Cumpre definir que o prazo processual corresponde a uma fração de tempo dentro do qual deve ser praticado o ato processual, assegurando que o processo se desenvolva por meio do seu procedimento (que pode ser comum ou especial).
Uma das cruciais características do prazo é a sua vinculação ao tempo para a prática do ato processual de modo que, se transcorrer in albis, dá-se a caducidade[6], ou, ainda, se o ato for praticado fora do prazo, o ato será considerado caduco.
O CPC/2015 estabelece que, quando a lei ou o juiz não determinar os prazos, as intimações somente obrigarão o comparecimento depois de decorridas quarenta e oito horas – vide o art. 218, § 2º.
E, ainda, aduz que os prazos são contados apenas em dias úteis[7], conforme aduz o art. 219, caput e parágrafo único do CPC/2015. O curso processual dos processos civis brasileiros após 18 de março de 2016 passou a ser suspenso no período compreendido entre 20 de dezembro até 20 de janeiro, inclusive o que é alcunhado erroneamente de “férias brancas” do Judiciário[8].
O prazo pode ser classificado sob mais de um ângulo, a saber: quanto ao efeito do tempo, quando o prazo poderá ser dilatório ou peremptório[9]; quanto à sua origem, quando os prazos podem se legal, judicial ou convencional (conforme tiver origem na lei, no juiz ou por convenção das partes); quanto ao seu alcance em razão das partes, poderá ser prazo comum, especial e individual ou singular.
E, por derradeiro, quanto aos seus destinatários, poderão ser prazo próprio ou impróprio. A duração dos prazos próprios observa estritamente o que a lei estabelece, não havendo a possibilidade de alteração por vontade das partes, conforme mencionado.
Como efeito prático da ausência de observância dos prazos próprios, podemos citar a possível ocorrência dos efeitos da revelia quando não interposta a contestação pela parte interessada no devido prazo legal.
Nelson Nery afirma que prazos próprios são aqueles “fixados para o cumprimento do ato processual, cuja inobservância acarreta desvantagem para aquele que o descumpriu, consequência essa que normalmente é a preclusão“.
Vale pontuar, ainda, que esse tipo de prazo deve ser observado pelo Ministério Público, quando este vem a atuar como parte no processo, assim como vale para terceiros.
Quanto aos prazos impróprios, pontua Nelson Nery que “são aqueles fixados na lei apenas como parâmetro para a prática do ato, sendo que seu desatendimento não acarreta situação desfavorável para aquele que o descumpriu, mas apenas sanções disciplinares.
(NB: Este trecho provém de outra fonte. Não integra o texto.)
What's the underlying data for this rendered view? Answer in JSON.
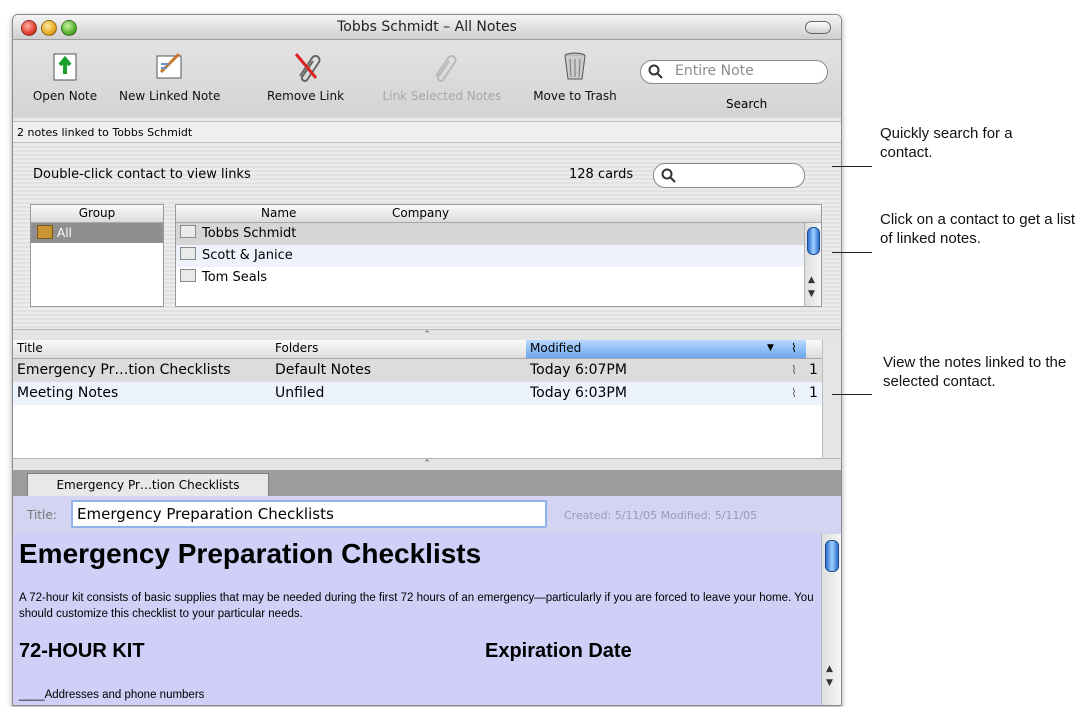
{
  "window": {
    "title": "Tobbs Schmidt – All Notes"
  },
  "toolbar": {
    "open_note": "Open Note",
    "new_linked_note": "New Linked Note",
    "remove_link": "Remove Link",
    "link_selected_notes": "Link Selected Notes",
    "move_to_trash": "Move to Trash",
    "search_placeholder": "Entire Note",
    "search_label": "Search"
  },
  "status": {
    "text": "2 notes linked to Tobbs Schmidt"
  },
  "contacts": {
    "hint": "Double-click contact to view links",
    "count": "128 cards",
    "group_header": "Group",
    "groups": [
      "All"
    ],
    "name_header": "Name",
    "company_header": "Company",
    "names": [
      "Tobbs Schmidt",
      "Scott & Janice",
      "Tom Seals"
    ]
  },
  "notes": {
    "headers": {
      "title": "Title",
      "folders": "Folders",
      "modified": "Modified"
    },
    "rows": [
      {
        "title": "Emergency Pr…tion Checklists",
        "folder": "Default Notes",
        "modified": "Today 6:07PM",
        "count": "1"
      },
      {
        "title": "Meeting Notes",
        "folder": "Unfiled",
        "modified": "Today 6:03PM",
        "count": "1"
      }
    ]
  },
  "tab": {
    "label": "Emergency Pr…tion Checklists"
  },
  "editor": {
    "title_label": "Title:",
    "title_value": "Emergency Preparation Checklists",
    "dates": "Created: 5/11/05  Modified: 5/11/05",
    "heading": "Emergency Preparation Checklists",
    "paragraph": "A 72-hour kit consists of basic supplies that may be needed during  the first 72 hours of an emergency—particularly if you are forced to leave your home. You should customize this checklist to your particular needs.",
    "kit_heading": "72-HOUR KIT",
    "expiration_heading": "Expiration Date",
    "first_item": "____Addresses and phone numbers"
  },
  "callouts": {
    "search": "Quickly search for a contact.",
    "contact": "Click on a contact to get a list of linked notes.",
    "notes": "View the notes linked to the selected contact."
  }
}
O ato praticado além do prazo impróprio é válido e eficaz“.
Ainda no que tange aos prazos impróprios[10], muitos entendem que se trata de verdadeiro vilão quando se fala em celeridade processual e razoável duração do processo.
Esse entendimento decorre do fato de os prazos impostos aos servidores, auxiliares da justiça e aos Magistrados geralmente deixarem de ser observados, onde processos se acumulam nos armários dos cartórios sem qualquer movimentação, onde petições levam meses para serem juntadas, assim como processos ficam meses em conclusão, parados no gabinete.
Com relação aos prazos dilatórios[11], podem ser reduzidos ou até majorados por convenção das partes. Porém, os prazos peremptórios são aqueles inexoráveis e que impõem a prática do ato processual, sob pena de não mais poder fazê-lo; eles são, em geral, prazos determinados por lei.
Ao revés, os prazos peremptórios são imodificáveis, só se admitindo apenas excepcionalmente a devolução do prazo diante da ocorrência de justo impedimento cabalmente provado nos autos[12].
Mas convém frisar que os prazos dilatórios também podem ser fixados por lei, e derivam de norma processual dispositivo, ao passo que o prazo peremptório é imposto por norma processual cogente.
Dessa forma, a preclusão é a consequência do prazo peremptório não obedecido, enquanto que a nulidade corresponde à consequência do descumprimento do prazo dilatório.
Na lição de Frederico Marques, o peremptório prazo não é incompatível com a prorrogação. Os atos processuais podem ser identificados em razão de sua origem, podem advir da lei, do juiz ou ainda da vontade das partes.
O prazo legal não pode ser majorado ou mitigado pelo juiz como é o prazo para contestar a demanda, para atender a intimação ou mesmo para recorrer.
O prazo judicial pode surgir no despacho, na decisão interlocutória e na sentença, sendo possível a prorrogação quando se revelar insuficiente para a prático do ato processual exigido.
O prazo convencional produzido pelo acordo de litigantes revela-se em negócio jurídico processual, mas tem que se submeter ao juiz para haver homologação (que é apenas condição de eficácia).
Porém, o prazo nem sempre corre da mesma forma para ambos os litigantes, podendo obter alcance distinto para cada uma das partes.
O prazo comum é aquele que corre simultaneamente para ambos os litigantes, correndo geralmente em cartório ou na secretaria da vara, tal como o prazo para especificação de provas no processo.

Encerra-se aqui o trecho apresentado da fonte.